The US government and giant engines of global capitalism, such as the IMF and the World Bank, controlled and dominated by Europe and the US, never ceased to hawk the virtues of privatisation, liberalisation and deregulation to the less developed economies. The latter economies were informed that the only way to eradicate poverty was to let the markets operate freely as they were subject to self-correcting and self-regulating mechanisms. The state was demonised as a hindrance that distorts markets.
So subsidies were to be withdrawn, production was to be oriented towards exports, trade barriers were to be lifted and the free flow of capital, goods and services was to be allowed. Now the state in the US has moved in to regulate and nationalise — the exact opposite of deregulation and privatisation.
It seems that no lessons were learned from history. The capitalist crisis of the early 1930s had led economists to argue for regulation and state intervention to protect the weak against the strong. The construction of the welfare state was partly the result of a historical compromise between capital and labour, and partly the consequence of the fear generated by a workers’ revolution in Russia in 1917.
State intervention logic promised that people’s economic, social and political rights would be guarded against exploitation by ruthless markets. However, in the 1970s, when the Arab-Israeli war disrupted the regular flow of oil to the developed capitalist countries, the state became an evil that had to be removed from the market. The mantras of deregulation, liberalisation and privatisation began to be preached with the certitude of a religious belief.
Two inseparable spheres of existence — politics and economics — were ideologically separated into the state and the market. It was argued that the state should simply conduct politics and leave the economy to the vicissitudes of the market. This obfuscated the deeply intertwined nature of politics and the economy and led to the false illusion that exchange is conducted among equals in a market. The essential inequality of market actors — those with only labour power to sell and those who own the means of production — was denied in the proposition that markets have the capacity to ultimately lower prices and create equality.
The current crisis has brought the state back to the heart of the issue.

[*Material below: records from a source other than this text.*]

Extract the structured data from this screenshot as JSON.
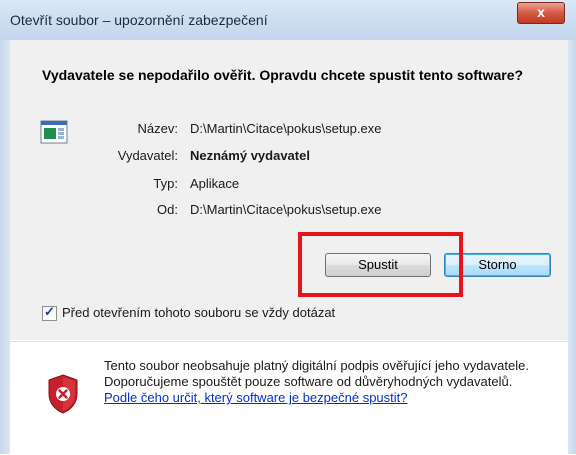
{
  "window": {
    "title": "Otevřít soubor – upozornění zabezpečení",
    "close_glyph": "x"
  },
  "question": "Vydavatele se nepodařilo ověřit. Opravdu chcete spustit tento software?",
  "file_icon": "application-file-icon",
  "details": {
    "name_label": "Název:",
    "name_value": "D:\\Martin\\Citace\\pokus\\setup.exe",
    "publisher_label": "Vydavatel:",
    "publisher_value": "Neznámý vydavatel",
    "type_label": "Typ:",
    "type_value": "Aplikace",
    "from_label": "Od:",
    "from_value": "D:\\Martin\\Citace\\pokus\\setup.exe"
  },
  "buttons": {
    "run": "Spustit",
    "cancel": "Storno"
  },
  "checkbox": {
    "label": "Před otevřením tohoto souboru se vždy dotázat",
    "checked": true
  },
  "warning": {
    "icon": "shield-error-icon",
    "text": "Tento soubor neobsahuje platný digitální podpis ověřující jeho vydavatele. Doporučujeme spouštět pouze software od důvěryhodných vydavatelů.",
    "link": "Podle čeho určit, který software je bezpečné spustit?"
  },
  "colors": {
    "highlight": "#e8131b",
    "link": "#0033cc"
  }
}
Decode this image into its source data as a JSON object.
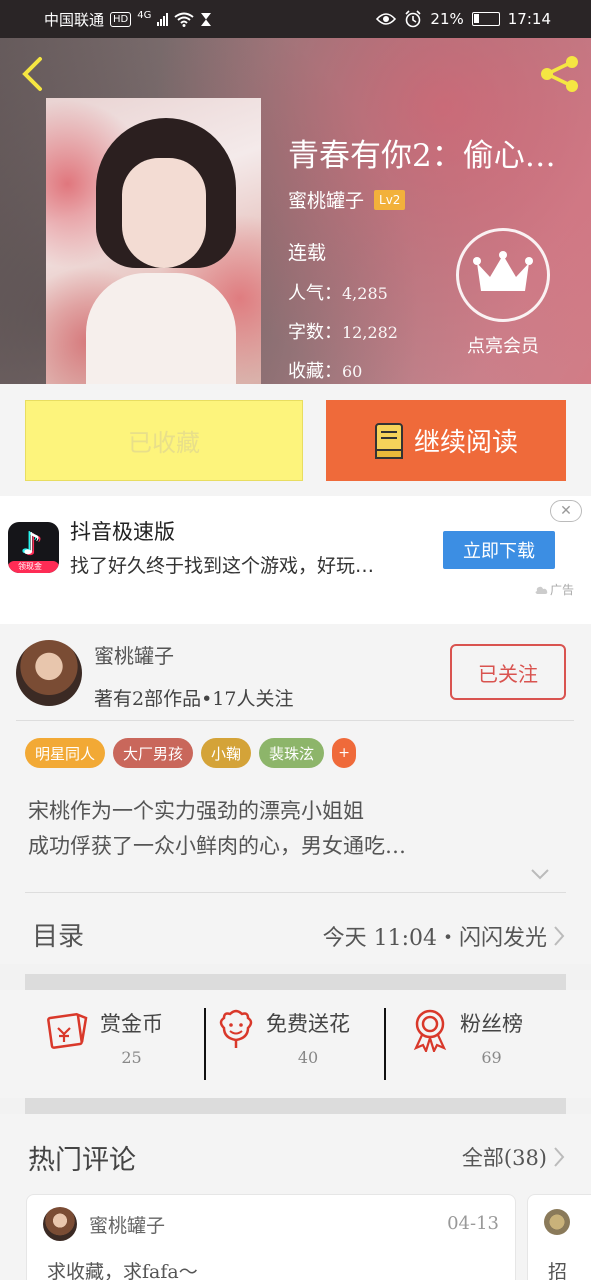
{
  "status_bar": {
    "carrier": "中国联通",
    "hd": "HD",
    "network": "4G",
    "battery_text": "21%",
    "battery_level": 0.21,
    "time": "17:14"
  },
  "book": {
    "title": "青春有你2：偷心…",
    "author": "蜜桃罐子",
    "level": "Lv2",
    "status": "连载",
    "popularity_label": "人气：",
    "popularity": "4,285",
    "words_label": "字数：",
    "words": "12,282",
    "favorites_label": "收藏：",
    "favorites": "60",
    "vip_label": "点亮会员"
  },
  "actions": {
    "collected_label": "已收藏",
    "read_label": "继续阅读"
  },
  "ad": {
    "app_name": "抖音极速版",
    "app_tag": "领现金",
    "description": "找了好久终于找到这个游戏，好玩…",
    "cta": "立即下载",
    "ad_label": "广告"
  },
  "author_section": {
    "name": "蜜桃罐子",
    "stats": "著有2部作品•17人关注",
    "follow_label": "已关注",
    "tags": [
      {
        "label": "明星同人",
        "color": "#f2a935"
      },
      {
        "label": "大厂男孩",
        "color": "#c9675b"
      },
      {
        "label": "小鞠",
        "color": "#d4a338"
      },
      {
        "label": "裴珠泫",
        "color": "#8db56a"
      }
    ],
    "more_tag": "+",
    "intro_line1": "宋桃作为一个实力强劲的漂亮小姐姐",
    "intro_line2": "成功俘获了一众小鲜肉的心，男女通吃…"
  },
  "toc": {
    "label": "目录",
    "update": "今天 11:04・闪闪发光"
  },
  "gifts": [
    {
      "label": "赏金币",
      "count": "25",
      "icon": "red-envelope-icon",
      "color": "#d9382a"
    },
    {
      "label": "免费送花",
      "count": "40",
      "icon": "flower-icon",
      "color": "#d9382a"
    },
    {
      "label": "粉丝榜",
      "count": "69",
      "icon": "medal-icon",
      "color": "#d9382a"
    }
  ],
  "hot_comments": {
    "title": "热门评论",
    "all_label": "全部(38)",
    "comments": [
      {
        "name": "蜜桃罐子",
        "date": "04-13",
        "text": "求收藏，求fafa～"
      },
      {
        "text": "招"
      }
    ]
  },
  "colors": {
    "accent": "#ef6a3a",
    "collected_bg": "#fdf47c",
    "follow": "#d9534f",
    "level_badge": "#f2b13b",
    "ad_cta": "#3c8ee3"
  }
}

As the US state steps in to rescue the rogues of the market, the irresponsible CEOs who are getting away with so-called golden parachutes, George Bush has been forced to admit that the entire economy is in danger. The bailout, he added, will finally benefit Main Street and not only Wall Street. The limits of capitalism have been exposed in that the very state which is offering to pour in trillions to rescue banks riddled with bad debts had failed to provide $6bn to ensure healthcare for nine million children. This shows the essential heartlessness of an unfettered free market economy.
There are lessons here for Pakistan which has been under pressure from its bilateral and multilateral donors to deregulate its services, financial and labour markets, open its borders to the free movement of goods and services, end protectionism of all kinds, privatise national assets and liberalise the economy. In the name of good governance, the state’s role has been redefined as the creator of a conducive environment for foreign capital and MNCs rather than the provider of basic rights and protection to its citizens. Our state has been restructured to cater to private rather than public good by giving massive incentives to foreign capital to invest freely, repatriate all profits, and use cheap credit and cheap labour which have been provided by changing our laws and labour regulations.
Most of the political parties in power, including the dominant PPP, have veered towards a right-wing ideology and are now pro-privatisation and pro-liberalisation. They need to remember that they have been brought in by the people and are accountable only to them. Given the ravages of unbridled free market capitalism, they must rethink their economic policies to make them serve the citizens to whom they owe their power.